Ok 2 photos down now to try again in a slightly different position. So I start the process all over again. This goes on for just about 1/2 an hour and then I decide I must get a photo from another angle, problem is there is a rock in the way and the water is coming in the area I want to put my camera. So another plan B – I use the rock to hold the tripod from going into the water. Just to make sure whilst taking the photo I have one hand very close to holding the tripod just in case the water takes the tripod and camera. Very happy I made that decision as just before I go to take the next shot the wave comes in, drenches my jeans but missing the tripod and camera. Time to pack up and head home.
After downloading my photos I am pleasantly surprised with the results but as with all things in life, mastering the techniques required is a work in progress and I can’t wait for the next opportunity to play again.
A few things I learned from today – Looking at the RAW images I could have pushed the shutter speed to around 20 seconds and got a little better exposure straight out of camera.

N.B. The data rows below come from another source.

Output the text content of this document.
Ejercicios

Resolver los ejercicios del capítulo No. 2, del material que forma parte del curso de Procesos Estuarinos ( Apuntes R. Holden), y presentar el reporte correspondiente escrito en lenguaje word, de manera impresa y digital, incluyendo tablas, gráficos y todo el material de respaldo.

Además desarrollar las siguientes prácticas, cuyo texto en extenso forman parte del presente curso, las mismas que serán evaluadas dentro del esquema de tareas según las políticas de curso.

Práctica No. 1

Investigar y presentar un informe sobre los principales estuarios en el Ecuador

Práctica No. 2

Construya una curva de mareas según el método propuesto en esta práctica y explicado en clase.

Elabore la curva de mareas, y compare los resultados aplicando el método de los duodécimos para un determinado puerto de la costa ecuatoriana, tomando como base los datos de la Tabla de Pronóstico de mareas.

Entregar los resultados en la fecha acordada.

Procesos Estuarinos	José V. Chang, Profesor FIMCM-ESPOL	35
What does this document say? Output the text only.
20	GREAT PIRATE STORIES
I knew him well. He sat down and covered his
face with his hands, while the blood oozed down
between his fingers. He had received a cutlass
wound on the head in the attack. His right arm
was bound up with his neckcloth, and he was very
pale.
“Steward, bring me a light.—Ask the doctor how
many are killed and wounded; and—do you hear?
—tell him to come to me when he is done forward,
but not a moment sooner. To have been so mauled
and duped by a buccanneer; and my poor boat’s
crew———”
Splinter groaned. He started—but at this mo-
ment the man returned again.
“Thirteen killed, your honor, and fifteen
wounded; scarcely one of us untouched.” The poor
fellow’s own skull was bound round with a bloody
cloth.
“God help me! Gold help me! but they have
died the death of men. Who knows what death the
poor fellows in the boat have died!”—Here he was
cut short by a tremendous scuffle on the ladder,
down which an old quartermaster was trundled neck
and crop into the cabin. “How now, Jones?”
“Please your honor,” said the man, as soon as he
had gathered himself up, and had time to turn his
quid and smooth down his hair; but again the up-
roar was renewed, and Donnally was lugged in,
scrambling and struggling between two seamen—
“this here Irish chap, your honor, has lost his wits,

I need a back up plan for viewing images and less clothing 😉 . A few more tips when doing this type of photography, make sure when your camera is on a tripod you turn off any image stabilization on your lens and most importantly clean all your equipment when you get home from the beach – that includes giving your tripod a good long shower (yes, you heard right) as salt water and sand will damage and seize up your equipment real fast.